Advani makes no bones of the fact that he was opposed initially to the trade off. In his book, My Country, My Life (p 622) he writes: "I was initially not in favour of exchanging the terrorists with the hostages."

However he proceeds to explain how he eventually came around to accepting this crass barter: "With mounting pressure from relatives on one hand, and the possibility of hijackers taking recourse to some desperate action on the other, the government most reluctantly took the option of minimising the loses. Three jailed terrorists including Masood Azhar were released on December 31 and handed over to the Taliban authorities in Kandahar."

Jaswant Singh as well as the cabinet appear to have concurred with this sequence  and trajectory of events as this news report (rediff.com, July 21, 2006) pertaining to Jaswant Singh's previous book, A Call to Honour suggests:

'Jaswant Singh reveals what went through his mind during the week-long hijack drama. His thoughts swung from one end to the other and he wanted to weigh the options before his government. 'For three terrorists, 161 men, women and children. Is it right? Wrong? A compromise? What? At first I stood against any compromise, then, slowly, as the days passed I began to change,' he wrote

Moreover he indicates that the cabinet as well was initially opposed to such a move:

'The day the demands of the hijackers -- $200 million as ransom money, release of some 36 proven terrorists and the interred remains of a terrorist -- came to me, I shared them with the cabinet and sought advice.
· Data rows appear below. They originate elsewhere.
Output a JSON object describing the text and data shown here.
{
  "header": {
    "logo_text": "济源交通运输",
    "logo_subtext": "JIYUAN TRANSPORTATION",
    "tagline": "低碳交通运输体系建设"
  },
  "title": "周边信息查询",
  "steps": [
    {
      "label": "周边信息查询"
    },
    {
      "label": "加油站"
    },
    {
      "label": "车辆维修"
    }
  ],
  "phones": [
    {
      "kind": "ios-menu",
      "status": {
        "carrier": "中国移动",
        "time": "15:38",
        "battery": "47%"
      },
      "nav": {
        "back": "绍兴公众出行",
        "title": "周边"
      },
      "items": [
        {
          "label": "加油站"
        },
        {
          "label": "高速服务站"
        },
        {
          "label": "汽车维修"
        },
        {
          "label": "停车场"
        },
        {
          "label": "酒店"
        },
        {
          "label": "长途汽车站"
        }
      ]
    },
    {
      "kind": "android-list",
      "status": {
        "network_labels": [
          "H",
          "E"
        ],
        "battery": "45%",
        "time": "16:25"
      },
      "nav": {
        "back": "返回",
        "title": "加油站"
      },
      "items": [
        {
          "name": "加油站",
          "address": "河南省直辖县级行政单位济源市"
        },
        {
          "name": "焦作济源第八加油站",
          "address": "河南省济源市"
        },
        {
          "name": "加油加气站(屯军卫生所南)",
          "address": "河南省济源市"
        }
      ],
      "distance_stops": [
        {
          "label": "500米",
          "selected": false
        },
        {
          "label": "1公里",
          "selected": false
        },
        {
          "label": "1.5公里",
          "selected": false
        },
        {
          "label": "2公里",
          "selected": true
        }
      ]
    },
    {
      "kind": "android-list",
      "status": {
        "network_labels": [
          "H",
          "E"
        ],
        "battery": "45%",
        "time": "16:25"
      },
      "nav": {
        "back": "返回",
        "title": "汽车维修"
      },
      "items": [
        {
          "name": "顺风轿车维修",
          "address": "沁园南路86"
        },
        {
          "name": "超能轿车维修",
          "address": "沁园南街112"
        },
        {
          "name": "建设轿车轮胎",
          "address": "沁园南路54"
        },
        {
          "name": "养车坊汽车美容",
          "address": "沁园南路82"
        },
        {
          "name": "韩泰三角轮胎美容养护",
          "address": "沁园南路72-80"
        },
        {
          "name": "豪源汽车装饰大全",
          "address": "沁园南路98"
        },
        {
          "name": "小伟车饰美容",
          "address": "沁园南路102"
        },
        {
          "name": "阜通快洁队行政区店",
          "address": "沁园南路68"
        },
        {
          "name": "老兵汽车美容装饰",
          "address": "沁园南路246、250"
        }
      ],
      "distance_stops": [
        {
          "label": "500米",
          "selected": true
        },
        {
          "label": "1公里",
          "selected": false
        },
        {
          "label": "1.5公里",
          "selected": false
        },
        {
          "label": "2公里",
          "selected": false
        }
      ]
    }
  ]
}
The cabinet was unanimous -- 'Reject the demands and tell the press in appropriate words'.

But the million dollar question swirling in the air and fuelling the present controversy is not whether Advani approved of the terrorist for hostage swap but whether he was in the know of Jaswant Singh chaperoning the terrorists to Kandahar. In response to a question by Sekhar Gupta (Walk the Talk, March 24, 2008) Advani claims that he was not:  

Did you ever raise this question with Jaswant Singh, that where was the need for you to go? Because every time you raise questions on this government's record on terrorism, that will be raised . . .

I don't think I have to answer. It is he alone who can say precisely

Have you asked him?

We've talked about it occasionally. But I don't want to say anything. Let him say it, whatever he wants to say.

But looking back, would you say it was a wrong decision? It was avoidable?

I won't say anything. I'll only say that it would be fair for him to answer that question. Because this was not related to the decision: the decision was on whether the terrorists should be freed or not. And that was the joint decision by the cabinet committee on security.

But going on the plane was his decision?

I wouldn't know that. He must have consulted Vajpayeeji. But that was not an issue at all. And this was also raised by many others much later.

But in which country would an external affairs minister escort on a tiny plane . . . (terrorists being exchanged for hostages).

He was not escorting them, he was trying to bring back the passengers being held hostage. But I don't think I'm answerable for that. If the cabinet committee on security had taken the decision, I would have been answerable, but it did not.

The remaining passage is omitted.